Cinema - Terror em alto mar
Ainda que não seja o primeiro vampiro da literatura, “Drácula”, de Bram Stoker, escrito em 1897, é, sem dúvidas, a maior obra sobre a criatura e certamente uma das obras literárias mais adaptadas para o cinema. Passando por tudo o que é tipo de estilo e até de gênero, o personagem faz parte do imaginário popular, sendo de fácil reconhecimento para a grande maioria do grande público.
Nesse sentido, “Drácula: A última viagem do Demeter” traz uma proposta razoavelmente diferente. O filme adapta para as telas e expande um capítulo do romance de Stoker, que narra a viagem de navio do vampiro da Romênia para a Inglaterra. Usando o diário de bordo do capitão do navio Eliot como fio condutor da narrativa, a ideia de uma tripulação presa em alto mar com uma criatura violenta e sedenta por sangue é bem interessante, por mais que já saibamos o destino final do navio e de sua tripulação.

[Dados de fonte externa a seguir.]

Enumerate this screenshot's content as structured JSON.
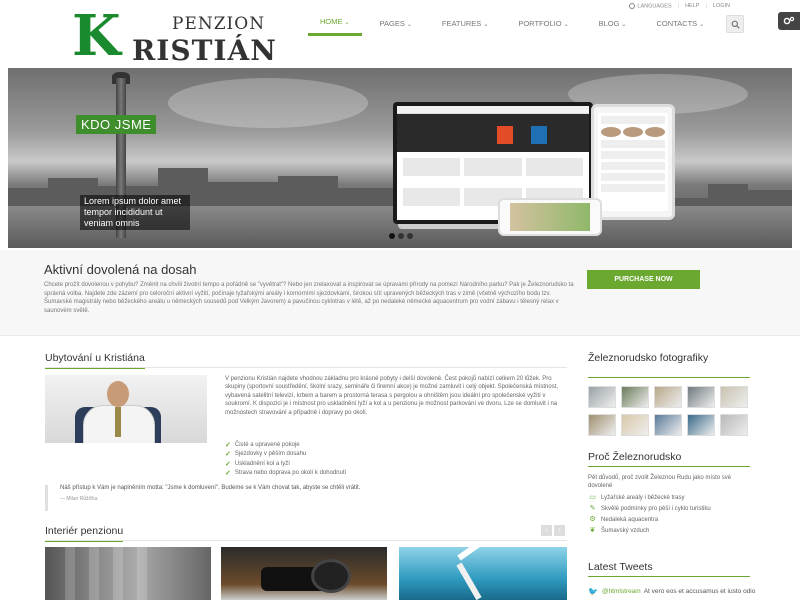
{
  "logo": {
    "k": "K",
    "line1": "PENZION",
    "line2": "RISTIÁN"
  },
  "topbar": {
    "languages": "LANGUAGES",
    "help": "HELP",
    "login": "LOGIN"
  },
  "nav": {
    "items": [
      {
        "label": "HOME",
        "active": true
      },
      {
        "label": "PAGES",
        "active": false
      },
      {
        "label": "FEATURES",
        "active": false
      },
      {
        "label": "PORTFOLIO",
        "active": false
      },
      {
        "label": "BLOG",
        "active": false
      },
      {
        "label": "CONTACTS",
        "active": false
      }
    ],
    "caret": "⌄"
  },
  "hero": {
    "title": "KDO JSME",
    "text": "Lorem ipsum dolor amet tempor incididunt ut veniam omnis"
  },
  "aktivni": {
    "title": "Aktivní dovolená na dosah",
    "text": "Chcete prožít dovolenou v pohybu? Změnit na chvíli životní tempo a pořádně se \"vyvětrat\"? Nebo jen zrelaxovat a inspirovat se úpravami přírody na pomezí Národního parku? Pak je Železnorudsko ta správná volba. Najdete zde zázemí pro celoroční aktivní vyžití, počínaje lyžařskými areály i komorními sjezdovkami, širokou sítí upravených běžeckých tras v zimě (včetně výchozího bodu tzv. Šumavské magistrály nebo běžeckého areálu u německých sousedů pod Velkým Javorem) a pavučinou cyklotras v létě, až po nedaleké německé aquacentrum pro vodní zábavu i tělesný relax v saunovém světě.",
    "button": "PURCHASE NOW"
  },
  "ubytovani": {
    "title": "Ubytování u Kristiána",
    "text": "V penzionu Kristián najdete vhodnou základnu pro krásné pobyty i delší dovolené. Čest pokojů nabízí celkem 20 lůžek. Pro skupiny (sportovní soustředění, školní srazy, semináře či firemní akce) je možné zamluvit i celý objekt. Společenská místnost, vybavená satelitní televizí, krbem a barem a prostorná terasa s pergolou a ohništěm jsou ideální pro společenské vyžití v soukromí. K dispozici je i místnost pro uskladnění lyží a kol a u penzionu je možnost parkování ve dvoru. Lze se domluvit i na možnostech stravování a případně i dopravy po okolí.",
    "checks": [
      "Čisté a upravené pokoje",
      "Sjezdovky v pěším dosahu",
      "Uskladnění kol a lyží",
      "Strava nebo doprava po okolí k dohodnutí"
    ]
  },
  "quote": {
    "text": "Náš přístup k Vám je naplněním motta: \"Jsme k domluvení\". Budeme se k Vám chovat tak, abyste se chtěli vrátit.",
    "author": "— Milan Růžička"
  },
  "interier": {
    "title": "Interiér penzionu",
    "prev": "‹",
    "next": "›"
  },
  "sidebar": {
    "foto_title": "Železnorudsko fotografiky",
    "thumb_colors": [
      "#9aa3a8",
      "#6b7b5a",
      "#b8a88a",
      "#707a80",
      "#c9c2b0",
      "#a09070",
      "#d8c8a8",
      "#5a7a9a",
      "#3a6a8a",
      "#b8b8b8"
    ],
    "proc_title": "Proč Železnorudsko",
    "proc_text": "Pět důvodů, proč zvolit Železnou Rudu jako místo své dovolené",
    "proc_items": [
      {
        "icon": "monitor-icon",
        "glyph": "▭",
        "label": "Lyžařské areály i běžecké trasy"
      },
      {
        "icon": "pencil-icon",
        "glyph": "✎",
        "label": "Skvělé podmínky pro pěší i cyklo turistiku"
      },
      {
        "icon": "gear-icon",
        "glyph": "⚙",
        "label": "Nedaleká aquacentra"
      },
      {
        "icon": "leaf-icon",
        "glyph": "❦",
        "label": "Šumavský vzduch"
      }
    ],
    "tweets_title": "Latest Tweets",
    "tweet_handle": "@htmlstream",
    "tweet_text": "At vero eos et accusamus et iusto odio"
  }
}
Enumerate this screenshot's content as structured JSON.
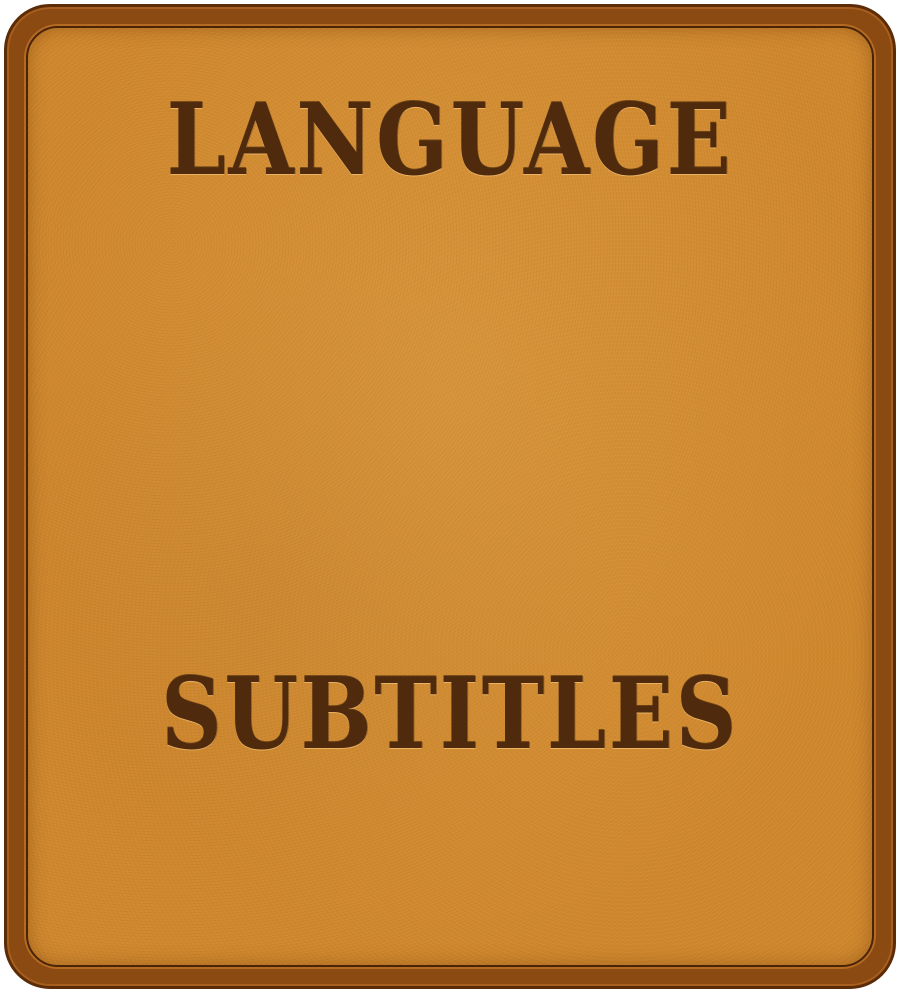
{
  "menu": {
    "items": [
      {
        "label": "LANGUAGE"
      },
      {
        "label": "SUBTITLES"
      }
    ]
  },
  "colors": {
    "panel_fill": "#d0882e",
    "panel_border": "#8a4a12",
    "text": "#4f2a0c"
  }
}
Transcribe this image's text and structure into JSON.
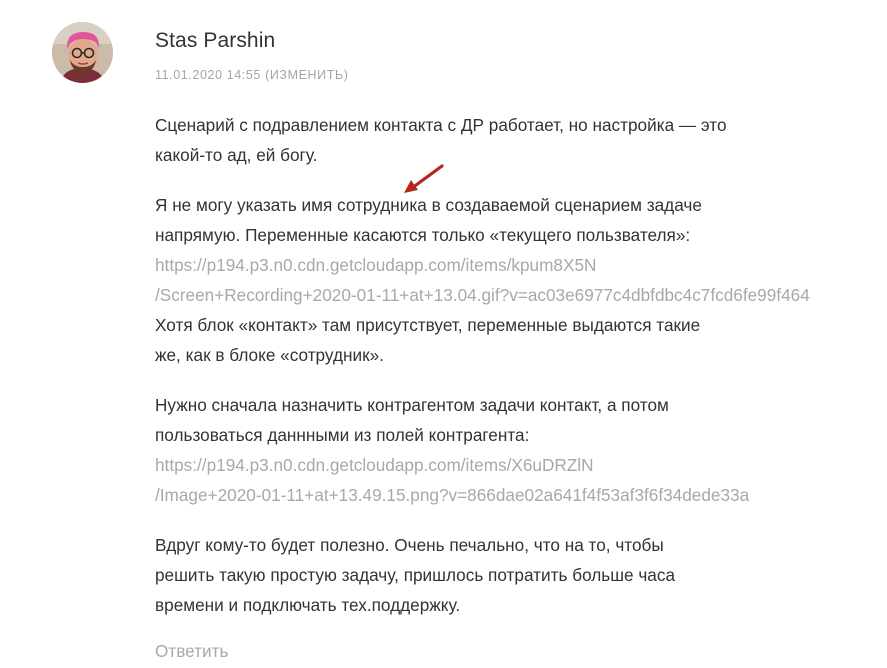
{
  "comment": {
    "author": "Stas Parshin",
    "date": "11.01.2020 14:55",
    "edit_label": "(ИЗМЕНИТЬ)",
    "reply_label": "Ответить",
    "paragraphs": {
      "p1": {
        "l1": "Сценарий с подравлением контакта с ДР работает, но настройка — это",
        "l2": "какой-то ад, ей богу."
      },
      "p2": {
        "l1": "Я не могу указать имя сотрудника в создаваемой сценарием задаче",
        "l2": "напрямую. Переменные касаются только «текущего пользвателя»:",
        "url1": "https://p194.p3.n0.cdn.getcloudapp.com/items/kpum8X5N",
        "url2": "/Screen+Recording+2020-01-11+at+13.04.gif?v=ac03e6977c4dbfdbc4c7fcd6fe99f464",
        "l3": "Хотя блок «контакт» там присутствует, переменные выдаются такие",
        "l4": "же, как в блоке «сотрудник»."
      },
      "p3": {
        "l1": "Нужно сначала назначить контрагентом задачи контакт, а потом",
        "l2": "пользоваться даннными из полей контрагента:",
        "url1": "https://p194.p3.n0.cdn.getcloudapp.com/items/X6uDRZlN",
        "url2": "/Image+2020-01-11+at+13.49.15.png?v=866dae02a641f4f53af3f6f34dede33a"
      },
      "p4": {
        "l1": "Вдруг кому-то будет полезно. Очень печально, что на то, чтобы",
        "l2": "решить такую простую задачу, пришлось потратить больше часа",
        "l3": "времени и подключать тех.поддержку."
      }
    }
  },
  "colors": {
    "text": "#333333",
    "muted": "#a8a8a8",
    "arrow": "#b5261e"
  },
  "icons": {
    "avatar": "user-avatar",
    "arrow": "red-arrow-annotation-icon"
  }
}
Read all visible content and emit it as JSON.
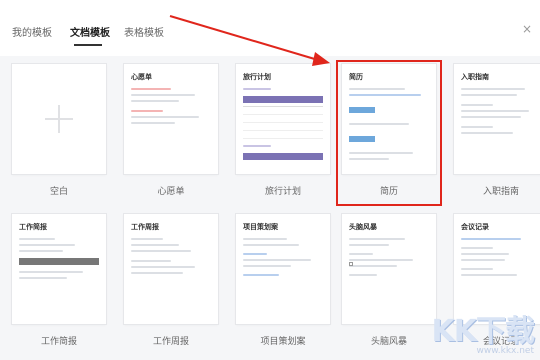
{
  "tabs": [
    {
      "label": "我的模板"
    },
    {
      "label": "文档模板"
    },
    {
      "label": "表格模板"
    }
  ],
  "close_label": "×",
  "row1": [
    {
      "label": "空白",
      "title": ""
    },
    {
      "label": "心愿单",
      "title": "心愿单"
    },
    {
      "label": "旅行计划",
      "title": "旅行计划"
    },
    {
      "label": "简历",
      "title": "简历"
    },
    {
      "label": "入职指南",
      "title": "入职指南"
    }
  ],
  "row2": [
    {
      "label": "工作简报",
      "title": "工作简报"
    },
    {
      "label": "工作周报",
      "title": "工作周报"
    },
    {
      "label": "项目策划案",
      "title": "项目策划案"
    },
    {
      "label": "头脑风暴",
      "title": "头脑风暴"
    },
    {
      "label": "会议记录",
      "title": "会议记录"
    }
  ],
  "colors": {
    "highlight": "#e0261c",
    "arrow": "#e0261c",
    "accent_purple": "#7b72b4",
    "accent_blue": "#6da7db"
  },
  "watermark": {
    "logo": "KK下载",
    "url": "www.kkx.net"
  }
}
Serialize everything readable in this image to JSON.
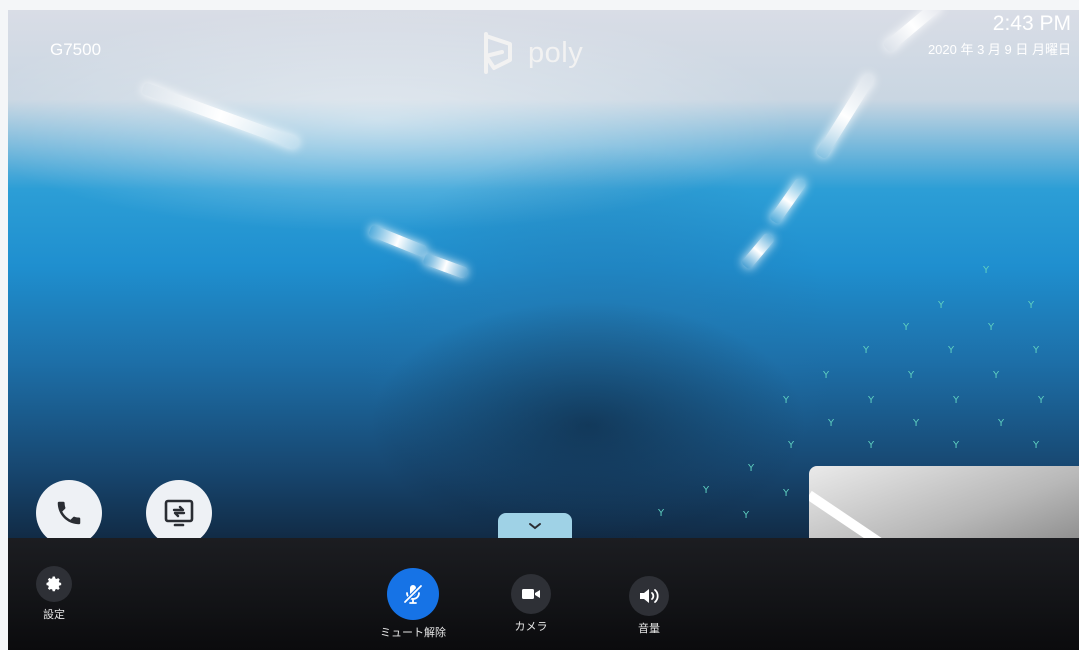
{
  "header": {
    "device_name": "G7500",
    "logo_text": "poly",
    "time": "2:43 PM",
    "date": "2020 年 3 月 9 日 月曜日"
  },
  "controls": {
    "settings_label": "設定",
    "mute_label": "ミュート解除",
    "camera_label": "カメラ",
    "volume_label": "音量"
  },
  "colors": {
    "mute_active": "#1673e6",
    "control_bg": "#2e3036",
    "bottom_bar": "#141518",
    "expand_tab": "#9fd2e6"
  },
  "icons": [
    "phone-icon",
    "content-share-icon",
    "chevron-down-icon",
    "gear-icon",
    "microphone-muted-icon",
    "video-camera-icon",
    "speaker-icon",
    "poly-logo-icon"
  ]
}
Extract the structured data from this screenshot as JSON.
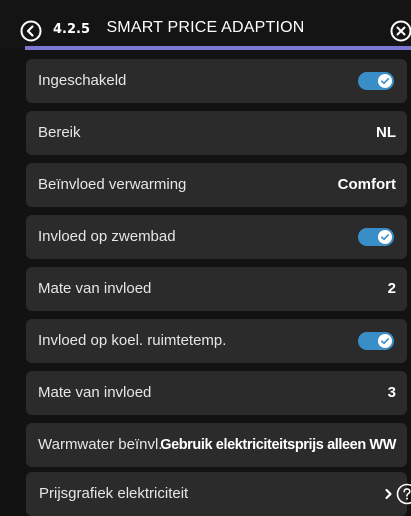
{
  "header": {
    "menu_code": "4.2.5",
    "title": "SMART PRICE ADAPTION",
    "back_icon": "back-arrow-circle-icon",
    "close_icon": "close-circle-icon"
  },
  "colors": {
    "background": "#121212",
    "row_background": "#2b2b2b",
    "accent_line": "#7c76d4",
    "toggle_on": "#3a8ec8"
  },
  "rows": [
    {
      "label": "Ingeschakeld",
      "type": "toggle",
      "on": true
    },
    {
      "label": "Bereik",
      "type": "value",
      "value": "NL"
    },
    {
      "label": "Beïnvloed verwarming",
      "type": "value",
      "value": "Comfort"
    },
    {
      "label": "Invloed op zwembad",
      "type": "toggle",
      "on": true
    },
    {
      "label": "Mate van invloed",
      "type": "value",
      "value": "2"
    },
    {
      "label": "Invloed op koel. ruimtetemp.",
      "type": "toggle",
      "on": true
    },
    {
      "label": "Mate van invloed",
      "type": "value",
      "value": "3"
    },
    {
      "label": "Warmwater beïnvl.",
      "type": "value",
      "value": "Gebruik elektriciteitsprijs alleen WW"
    },
    {
      "label": "Prijsgrafiek elektriciteit",
      "type": "link",
      "icon": "chevron-right-icon",
      "help_icon": "help-circle-icon"
    }
  ]
}
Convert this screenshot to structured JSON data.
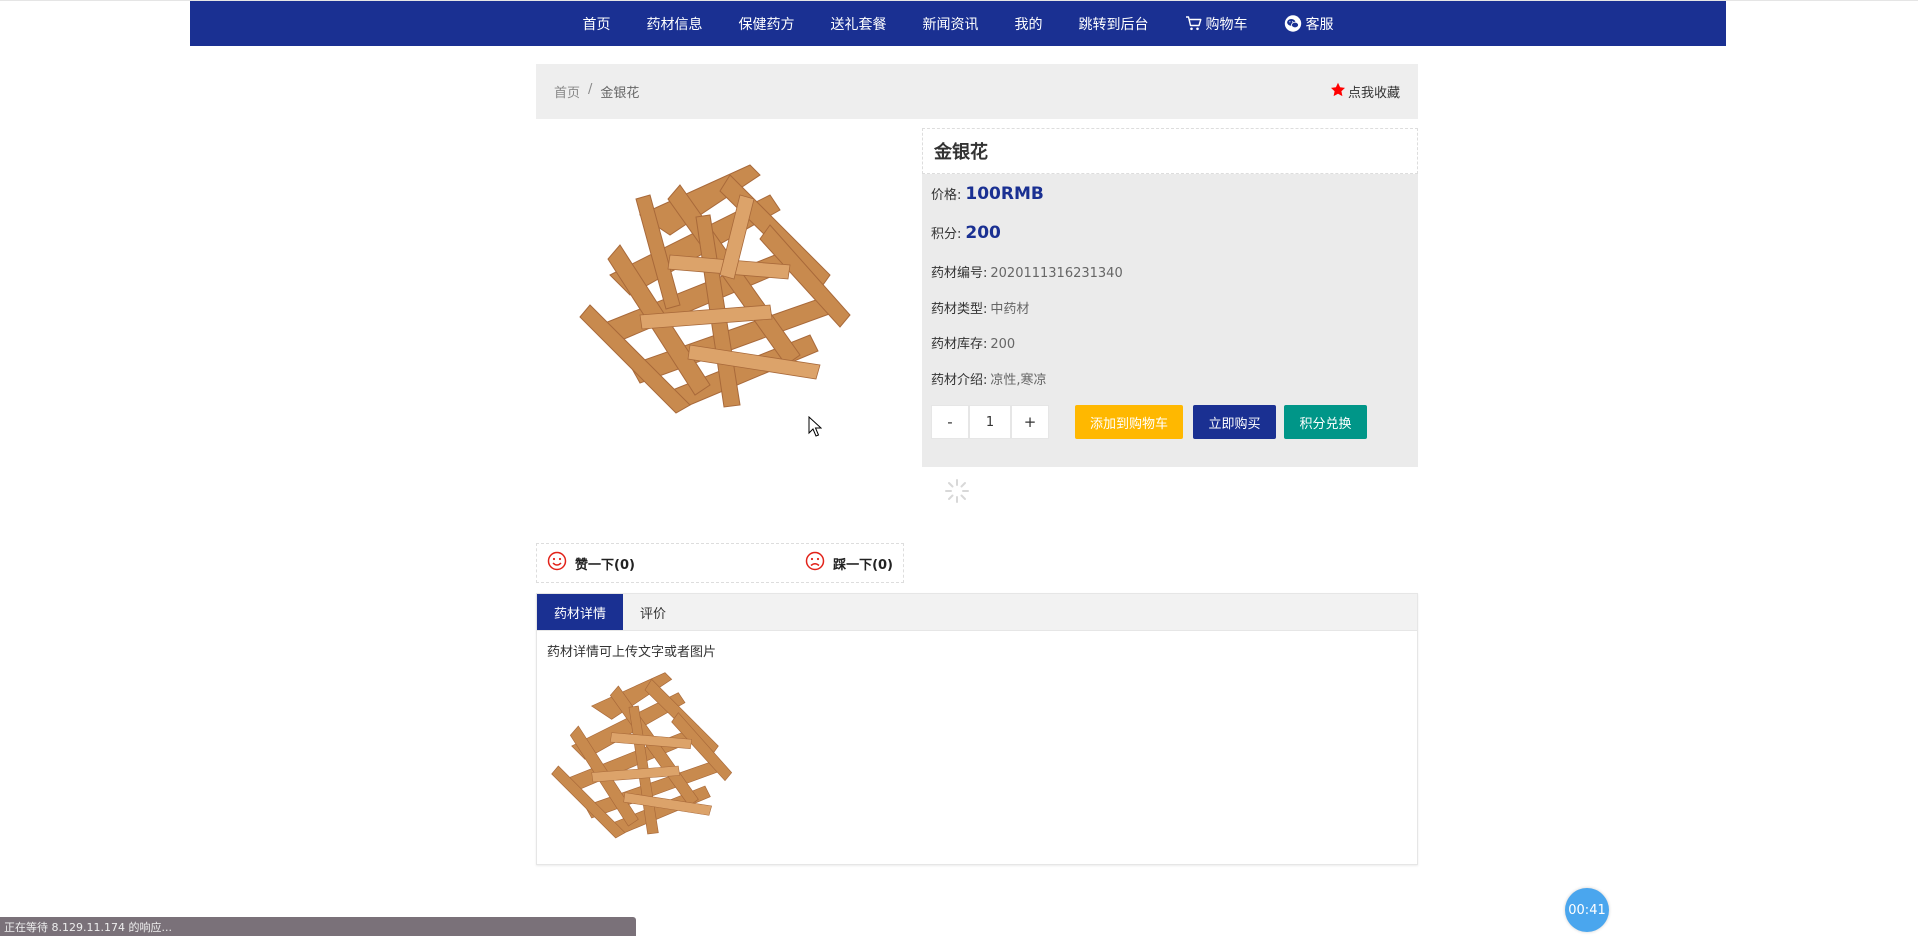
{
  "nav": {
    "items": [
      {
        "label": "首页",
        "name": "nav-home"
      },
      {
        "label": "药材信息",
        "name": "nav-herb-info"
      },
      {
        "label": "保健药方",
        "name": "nav-health-prescription"
      },
      {
        "label": "送礼套餐",
        "name": "nav-gift-package"
      },
      {
        "label": "新闻资讯",
        "name": "nav-news"
      },
      {
        "label": "我的",
        "name": "nav-mine"
      },
      {
        "label": "跳转到后台",
        "name": "nav-admin"
      }
    ],
    "cart_label": "购物车",
    "service_label": "客服"
  },
  "breadcrumb": {
    "home": "首页",
    "separator": "/",
    "current": "金银花"
  },
  "favorite_label": "点我收藏",
  "product": {
    "name": "金银花",
    "price_label": "价格:",
    "price": "100RMB",
    "points_label": "积分:",
    "points": "200",
    "code_label": "药材编号:",
    "code": "2020111316231340",
    "type_label": "药材类型:",
    "type": "中药材",
    "stock_label": "药材库存:",
    "stock": "200",
    "intro_label": "药材介绍:",
    "intro": "凉性,寒凉"
  },
  "quantity": {
    "minus": "-",
    "value": "1",
    "plus": "+"
  },
  "actions": {
    "add_cart": "添加到购物车",
    "buy_now": "立即购买",
    "points_exchange": "积分兑换"
  },
  "votes": {
    "like": "赞一下(0)",
    "dislike": "踩一下(0)"
  },
  "tabs": {
    "detail": "药材详情",
    "review": "评价",
    "detail_text": "药材详情可上传文字或者图片"
  },
  "status_bar": "正在等待 8.129.11.174 的响应...",
  "timer": "00:41",
  "colors": {
    "primary": "#1a3092",
    "cart": "#ffb800",
    "points": "#009688",
    "favorite_star": "#ff0000",
    "vote_icon": "#e2231a"
  }
}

O longa abre com um curto prólogo, que apresenta alguns membros da tripulação e mostra a carga sendo inserida no navio. O design de produção cria uma realidade suja, opressiva, bem próxima dos registros da época. O próprio Deméter é um navio sem nenhum tipo de charme, uma grande embarcação de madeira, rumo aos sete mares. O filme apresenta alguns detalhes interessantes sobre esse tipo de viagem da época, como o funcionamento interno do navio, os serviços da tripulação, como eles se alimentavam... São detalhes que enriquecem aquele universo.
Uma pena que esse cuidado não se estenda aos personagens. Nenhum deles é bem desenvolvido, nem mesmo o protagonista Clemens ganha uma boa motivação. É difícil o espectador criar qualquer conexão com ele, mesmo que alguns deles funcionem apenas como vítimas do Conde. O filme ainda introduz de forma bem conveniente, uma personagem (única mulher) que surge presa nas cargas do navio, como uma espécie de lanche de segurança do vampiro. Narrativamente, ela explica o passado da criatura, criando diversas conexões com a obra original, mas que não acrescentam muito à trama.
Seguindo a cartilha dos bons filmes de terror, Drácula vai surgindo aos poucos. A cada nova aparição, vislumbramos mais dessa sua versão. A fotografia é eficiente na construção do clima, trabalhando com névoas, silhuetas e tons azuis que remetem ao céu noturno. A escolha dos realizadores de trazer um Drácula completamente bestial, sem praticamente nenhum traço humano, fortalece a tensão e é responsável por alguns dos melhores momentos do longa.
Em termos de efeitos especiais, o filme oscila muito. Sempre que vemos o Drácula à distância, os efeitos funcionam muito bem. É uma criatura imponente, ameaçadora. Quando o filme se aproxima demais, buscando justamente trazer detalhes que remetem a um lado humano, os efeitos não entregam, prejudicando algumas dessas cenas por sua artificialidade.
Essa premissa da situação limite, com os tripulantes presos em alto mar com a criatura, é interessante, mas o filme se prende somente nesse embate, se provando um exemplar de terror genérico. Buscando uma possível construção de franquia, o longa ainda tem uma desnecessária e deprimente cena final, que parece muito uma decisão de executivo, tamanha a dissonância frente ao que foi apresentado.
“Drácula: A última viagem do Demeter” é um filme de premissa interessante, com algumas boas ideias e uma parte técnica bem realizada, mas que naufraga em um roteiro preguiçoso e pouco ambicioso. É uma versão do Drácula que, se muito, será lembrada pelo seu visual, mas que não acrescenta nada na relação do personagem com a sétima arte.